Institute of Laboratory Medicine, Clinical Chemistry and Molecular Diagnostics, University of Leipzig, Leipzig, Germany.
Institute of Laboratory Medicine, Clinical Chemistry and Molecular Diagnostics, University of Leipzig, Leipzig, Germany.
Obes Res Clin Pract. 2024 Mar-Apr;18(2):81-87. doi: 10.1016/j.orcp.2024.03.007. Epub 2024 Apr 6.

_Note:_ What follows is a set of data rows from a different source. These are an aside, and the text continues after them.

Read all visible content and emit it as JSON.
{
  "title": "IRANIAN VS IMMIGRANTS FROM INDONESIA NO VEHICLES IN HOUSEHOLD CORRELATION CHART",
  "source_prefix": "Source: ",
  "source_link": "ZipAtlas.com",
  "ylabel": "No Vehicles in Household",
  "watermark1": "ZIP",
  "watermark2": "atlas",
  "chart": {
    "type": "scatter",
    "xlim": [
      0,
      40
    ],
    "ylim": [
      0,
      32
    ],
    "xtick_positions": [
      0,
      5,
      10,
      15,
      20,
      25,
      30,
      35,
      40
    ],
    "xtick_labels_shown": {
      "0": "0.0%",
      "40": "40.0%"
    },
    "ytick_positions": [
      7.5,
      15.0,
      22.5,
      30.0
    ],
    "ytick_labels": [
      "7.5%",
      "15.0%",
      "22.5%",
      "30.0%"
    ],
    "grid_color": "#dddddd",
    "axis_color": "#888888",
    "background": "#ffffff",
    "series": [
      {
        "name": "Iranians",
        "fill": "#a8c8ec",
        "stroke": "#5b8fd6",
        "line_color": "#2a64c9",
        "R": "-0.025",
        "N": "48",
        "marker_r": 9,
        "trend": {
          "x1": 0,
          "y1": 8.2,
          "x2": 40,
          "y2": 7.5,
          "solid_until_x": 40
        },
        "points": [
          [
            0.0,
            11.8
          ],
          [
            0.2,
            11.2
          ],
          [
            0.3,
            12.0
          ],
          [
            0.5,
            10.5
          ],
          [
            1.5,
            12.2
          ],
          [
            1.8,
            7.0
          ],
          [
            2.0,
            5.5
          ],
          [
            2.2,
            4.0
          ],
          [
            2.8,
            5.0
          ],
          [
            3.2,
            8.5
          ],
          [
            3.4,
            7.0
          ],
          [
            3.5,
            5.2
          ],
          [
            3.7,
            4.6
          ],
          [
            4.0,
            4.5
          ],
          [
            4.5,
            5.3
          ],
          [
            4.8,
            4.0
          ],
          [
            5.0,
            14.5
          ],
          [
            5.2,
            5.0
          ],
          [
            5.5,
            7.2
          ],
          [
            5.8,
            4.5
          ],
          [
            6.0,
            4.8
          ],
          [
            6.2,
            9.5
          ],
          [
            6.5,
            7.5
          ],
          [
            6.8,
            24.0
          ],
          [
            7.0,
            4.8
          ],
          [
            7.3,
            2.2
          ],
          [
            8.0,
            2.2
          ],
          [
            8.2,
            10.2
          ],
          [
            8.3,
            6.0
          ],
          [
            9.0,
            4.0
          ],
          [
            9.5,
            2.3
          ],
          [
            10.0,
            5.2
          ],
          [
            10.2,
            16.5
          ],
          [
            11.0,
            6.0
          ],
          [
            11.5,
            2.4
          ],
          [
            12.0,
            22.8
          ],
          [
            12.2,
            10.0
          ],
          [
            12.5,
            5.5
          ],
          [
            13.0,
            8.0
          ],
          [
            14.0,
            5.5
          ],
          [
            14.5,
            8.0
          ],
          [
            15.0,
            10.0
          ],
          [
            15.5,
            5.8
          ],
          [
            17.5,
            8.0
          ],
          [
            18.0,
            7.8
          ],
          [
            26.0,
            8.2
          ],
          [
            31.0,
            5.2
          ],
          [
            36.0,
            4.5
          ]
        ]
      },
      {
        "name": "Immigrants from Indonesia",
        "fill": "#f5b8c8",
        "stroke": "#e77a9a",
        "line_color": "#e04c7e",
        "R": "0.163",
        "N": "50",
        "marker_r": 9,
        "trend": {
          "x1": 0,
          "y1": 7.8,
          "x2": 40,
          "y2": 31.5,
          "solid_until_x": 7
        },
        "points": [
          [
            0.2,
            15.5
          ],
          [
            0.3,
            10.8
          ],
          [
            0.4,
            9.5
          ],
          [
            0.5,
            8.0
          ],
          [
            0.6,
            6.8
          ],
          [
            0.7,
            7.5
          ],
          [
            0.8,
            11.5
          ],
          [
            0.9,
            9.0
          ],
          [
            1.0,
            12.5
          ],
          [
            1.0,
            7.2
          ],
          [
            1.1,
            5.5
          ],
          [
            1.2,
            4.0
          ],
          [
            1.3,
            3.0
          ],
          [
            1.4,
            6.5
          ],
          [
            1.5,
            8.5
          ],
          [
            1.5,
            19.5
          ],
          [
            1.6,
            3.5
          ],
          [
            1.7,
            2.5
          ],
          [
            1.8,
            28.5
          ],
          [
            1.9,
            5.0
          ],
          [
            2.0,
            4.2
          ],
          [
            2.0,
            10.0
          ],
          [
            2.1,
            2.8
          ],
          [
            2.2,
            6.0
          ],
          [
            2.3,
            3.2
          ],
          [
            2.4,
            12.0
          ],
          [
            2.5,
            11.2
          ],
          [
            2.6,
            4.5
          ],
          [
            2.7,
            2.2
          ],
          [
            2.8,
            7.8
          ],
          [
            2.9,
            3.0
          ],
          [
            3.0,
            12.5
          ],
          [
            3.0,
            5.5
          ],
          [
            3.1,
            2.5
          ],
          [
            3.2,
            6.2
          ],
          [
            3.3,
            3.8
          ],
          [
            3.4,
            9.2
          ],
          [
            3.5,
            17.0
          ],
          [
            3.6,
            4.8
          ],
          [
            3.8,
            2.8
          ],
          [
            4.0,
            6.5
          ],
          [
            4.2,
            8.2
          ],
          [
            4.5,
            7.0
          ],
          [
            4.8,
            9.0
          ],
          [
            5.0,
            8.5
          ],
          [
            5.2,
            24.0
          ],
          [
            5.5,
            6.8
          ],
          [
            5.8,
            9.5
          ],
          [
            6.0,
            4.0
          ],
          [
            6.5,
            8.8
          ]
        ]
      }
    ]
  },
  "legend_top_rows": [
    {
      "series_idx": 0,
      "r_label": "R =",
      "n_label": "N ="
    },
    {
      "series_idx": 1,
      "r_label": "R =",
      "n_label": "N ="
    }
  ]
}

The BMI predicts mortality and cardiovascular disease (CVD) in the general population, while in patients with end-stage chronic kidney disease (CKD) a high BMI is associated with improved survival, a phenomenon referred to as the "obesity paradox". While BMI is easy to determine and helps to categorize patients, it does not differentiate between fat tissue, lean tissue and bone mass. As the BMI may be altered in CKD, e.g. by muscle wasting, we determined in this meta-analysis (i) the association of mortality with fat tissue quantity in CKD and (ii) the association of mortality with abdominal obesity (as measured by waist circumference (WC) or waist-to-hip ratio (WHR)) in CKD. We systematically reviewed databases for prospective or retrospective cohort studies. In eleven studies with 23,523 patients the association between mortality and high fat tissue quantity in CKD was calculated. The pooled hazard ratio (HR) for this association in the CKD group in the dialysis group 0.91 (CI 0.84- 0.98, p = 0.01) which is comparable to the HR for the association with BMI. The HR in patients without dialysis was 0.7 (95% CI 0.53- 0.93, p = 0.01), suggesting a better risk prediction of high fat tissue content with mortality as compared to higher BMI with mortality in patients with CKD without dialysis. Importantly, both BMI and fat tissue quantity in CKD are described by the "obesity paradox": the higher the fat tissue content or BMI, the lower the mortality risk. In thirteen studies with 55,175 patients the association between mortality and high WC or WHR in CKD (with or without dialysis) was calculated. We observed, that the HR in the WHR group was 1.31 (CI 1.08-1.58, p = 0.007), whereas the overall hazard ratio of both groups was 1.09 (CI 1.01-1.18, p = 0.03), indicating that a higher abdominal obesity as measured by WHR is associated with higher mortality in CKD. Our analysis suggests gender-specific differences, which need larger study numbers for validation. This meta-analysis confirms the obesity paradox in CKD using fat tissue quantity as measure and further shows that using abdominal obesity measurements in the routine in obese CKD patients might allow better risk assessment than using BMI or fat tissue quantity. Comparable to the overall population, here, the higher the WHR, the higher the mortality risk.
体重指数(BMI)可预测普通人群的死亡率和心血管疾病(CVD),而在终末期慢性肾脏病(CKD)患者中,高 BMI 与生存率提高相关,这种现象被称为“肥胖悖论”。虽然 BMI 易于确定并有助于对患者进行分类,但它不能区分脂肪组织、瘦组织和骨量。由于 CKD 患者的 BMI 可能发生改变,例如肌肉消耗,因此我们在这项荟萃分析中确定了(i)CKD 患者的死亡率与脂肪组织量之间的关系,以及(ii)CKD 患者的死亡率与腹型肥胖(通过腰围(WC)或腰臀比(WHR)测量)之间的关系。我们系统地回顾了前瞻性或回顾性队列研究的数据库。在 11 项纳入 23523 名患者的研究中,计算了死亡率与 CKD 患者脂肪组织量之间的相关性。在透析组中,该相关性的合并危险比(HR)为 0.91(95%CI 0.84-0.98,p=0.01),与 BMI 相关的 HR 相当。未接受透析的患者的 HR 为 0.7(95%CI 0.53-0.93,p=0.01),这表明与死亡率相关的高 BMI 相比,高脂肪组织含量对死亡率的风险预测更好。重要的是,CKD 中的 BMI 和脂肪组织量均受“肥胖悖论”的影响:脂肪组织含量或 BMI 越高,死亡率风险越低。在纳入 55175 名患者的 13 项研究中,计算了死亡率与 CKD(无论是否透析)患者高 WC 或 WHR 之间的相关性。我们观察到,WHR 组的 HR 为 1.31(95%CI 1.08-1.58,p=0.007),而两组的总体危险比为 1.09(95%CI 1.01-1.18,p=0.03),这表明通过 WHR 测量的更高的腹型肥胖与 CKD 患者的更高死亡率相关。我们的分析表明存在性别特异性差异,需要更大的研究数量来验证。这项荟萃分析使用脂肪组织量作为测量指标,证实了 CKD 中的肥胖悖论,并进一步表明,在肥胖的 CKD 患者中,常规使用腹部肥胖测量可能比使用 BMI 或脂肪组织量进行风险评估更好。与总体人群一样,这里的 WHR 越高,死亡率风险越高。